Steffen Baumgart (l.) soll künftig die Nachwuchsarbeit des HSV Naumburg-Stößen koordinieren. Am Dienstag trainierte er zusammen mit Übungsleiter Detmar Schweigel (hinten) die E-Jugendlichen des Vereins. (FOTO: NICKY HELLFRITZSCH)

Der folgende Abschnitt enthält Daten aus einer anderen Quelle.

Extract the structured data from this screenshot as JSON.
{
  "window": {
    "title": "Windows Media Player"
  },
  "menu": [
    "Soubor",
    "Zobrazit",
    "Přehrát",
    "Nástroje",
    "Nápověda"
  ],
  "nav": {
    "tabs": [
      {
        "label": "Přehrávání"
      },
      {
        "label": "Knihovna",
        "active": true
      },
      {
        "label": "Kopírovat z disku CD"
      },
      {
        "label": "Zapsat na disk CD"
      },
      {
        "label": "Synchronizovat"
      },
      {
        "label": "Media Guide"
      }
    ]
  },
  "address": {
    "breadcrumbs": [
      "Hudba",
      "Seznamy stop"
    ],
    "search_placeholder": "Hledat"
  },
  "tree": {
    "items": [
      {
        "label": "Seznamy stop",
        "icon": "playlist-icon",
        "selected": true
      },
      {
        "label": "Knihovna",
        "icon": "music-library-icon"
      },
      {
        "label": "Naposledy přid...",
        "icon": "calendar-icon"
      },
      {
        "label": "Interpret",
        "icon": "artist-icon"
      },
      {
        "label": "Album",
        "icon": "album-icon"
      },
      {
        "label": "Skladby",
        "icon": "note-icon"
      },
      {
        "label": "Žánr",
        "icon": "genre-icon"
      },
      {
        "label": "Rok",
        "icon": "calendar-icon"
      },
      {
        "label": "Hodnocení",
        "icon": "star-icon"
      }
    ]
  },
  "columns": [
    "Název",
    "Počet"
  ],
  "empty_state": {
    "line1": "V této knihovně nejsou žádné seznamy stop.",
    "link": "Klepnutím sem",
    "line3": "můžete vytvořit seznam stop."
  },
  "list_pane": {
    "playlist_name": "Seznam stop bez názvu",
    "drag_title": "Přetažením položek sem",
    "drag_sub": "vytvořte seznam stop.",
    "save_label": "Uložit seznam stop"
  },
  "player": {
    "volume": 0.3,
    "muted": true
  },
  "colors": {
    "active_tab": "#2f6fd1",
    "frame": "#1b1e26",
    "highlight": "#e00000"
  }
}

Damit dies auch langfristig klappt, will der Verein seine Nachwuchsarbeit kontinuierlich verbessern. Deren Koordinator soll Steffen Baumgart, einer der "Aufstiegshelden", werden. Der 28-Jährige, der sowohl auf Linksaußen als auch zentral im Spielaufbau eingesetzt werden kann, ist prädestiniert für diese Aufgabe. Seine handballerische Ausbildung genoss er beim ruhmreichen SC Magdeburg; mit diesem wurde er drei Mal Deutscher Meister im A- und B-Jugend-Bereich. Als Aktiver sammelte er sogar Zweitliga-Erfahrung (in Potsdam), ehe er vor zweieinhalb Jahren zum HSV kam und damit seinem Kumpel Marcel Kilz folgte. "Ab der 5. Klasse habe ich zweimal am Tag trainiert und jedes Wochenende gespielt. Schon damals konnte ich mir beim Training der SCM-Männer viel abgucken", erinnert sich Baumgart, dessen Vater Reiner mit den Magdeburgern 1981 Europapokalsieger der Landesmeister wurde.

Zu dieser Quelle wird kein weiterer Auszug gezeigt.